Benchmarking is not just a validation tool — used correctly, it improves forecast accuracy from gate 1 through to project close-out.

Most organisations use benchmarking as a point-in-time validation exercise — typically at a gate review, when an estimate is challenged. But the highest-performing cost engineering organisations embed benchmarking throughout the project lifecycle.
At concept screening, capacity-based cost curves — expressed as cost per unit of throughput or installed capacity — allow rapid comparison of alternative configurations and locations. The accuracy of these benchmarks depends entirely on the quality and relevance of the underlying data.

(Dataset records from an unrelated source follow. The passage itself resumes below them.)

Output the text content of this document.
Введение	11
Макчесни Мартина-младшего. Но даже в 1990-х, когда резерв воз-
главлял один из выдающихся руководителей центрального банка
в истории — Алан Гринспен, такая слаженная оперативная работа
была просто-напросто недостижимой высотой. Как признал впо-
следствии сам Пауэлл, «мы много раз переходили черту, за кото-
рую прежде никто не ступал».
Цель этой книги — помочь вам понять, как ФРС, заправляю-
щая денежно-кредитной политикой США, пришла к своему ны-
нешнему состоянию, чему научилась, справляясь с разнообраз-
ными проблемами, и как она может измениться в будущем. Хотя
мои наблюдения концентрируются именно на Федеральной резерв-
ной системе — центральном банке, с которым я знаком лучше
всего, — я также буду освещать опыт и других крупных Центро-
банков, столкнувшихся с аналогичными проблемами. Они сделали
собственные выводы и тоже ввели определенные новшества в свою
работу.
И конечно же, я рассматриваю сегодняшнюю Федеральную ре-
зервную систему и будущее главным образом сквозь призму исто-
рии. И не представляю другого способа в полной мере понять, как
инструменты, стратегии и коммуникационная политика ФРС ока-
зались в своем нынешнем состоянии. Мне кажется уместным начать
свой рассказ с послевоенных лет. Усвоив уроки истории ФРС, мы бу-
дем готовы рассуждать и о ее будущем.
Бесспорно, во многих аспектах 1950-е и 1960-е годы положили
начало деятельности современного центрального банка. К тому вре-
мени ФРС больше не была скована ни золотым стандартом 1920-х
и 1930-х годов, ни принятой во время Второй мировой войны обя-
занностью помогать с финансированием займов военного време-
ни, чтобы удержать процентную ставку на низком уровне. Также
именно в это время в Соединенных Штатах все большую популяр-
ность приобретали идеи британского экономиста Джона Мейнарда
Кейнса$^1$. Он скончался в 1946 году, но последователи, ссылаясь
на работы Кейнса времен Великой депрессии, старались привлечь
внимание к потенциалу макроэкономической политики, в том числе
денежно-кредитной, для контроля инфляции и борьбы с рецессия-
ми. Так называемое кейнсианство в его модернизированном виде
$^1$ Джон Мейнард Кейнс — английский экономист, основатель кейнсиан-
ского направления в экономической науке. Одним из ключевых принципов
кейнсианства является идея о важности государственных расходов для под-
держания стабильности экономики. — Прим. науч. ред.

At the pre-FEED gate, discipline-level benchmarks become relevant. Ratios of civil to mechanical to electrical to instrumentation CAPEX — expressed as percentages of TIC — can be compared against similar projects to identify outliers and validate the estimate structure.
FEED-stage benchmarking focuses on individual equipment and bulk material quantities. Purchased equipment cost per unit and unit rates for installation disciplines can be compared against executed project data to identify specific areas of estimate risk.
Close-out benchmarking — comparing the final project cost against the pre-execution estimate and against peer projects — is where the institutional knowledge cycle closes. Organisations that systematically capture close-out data and feed it back into their benchmarking database continuously improve the accuracy of future estimates.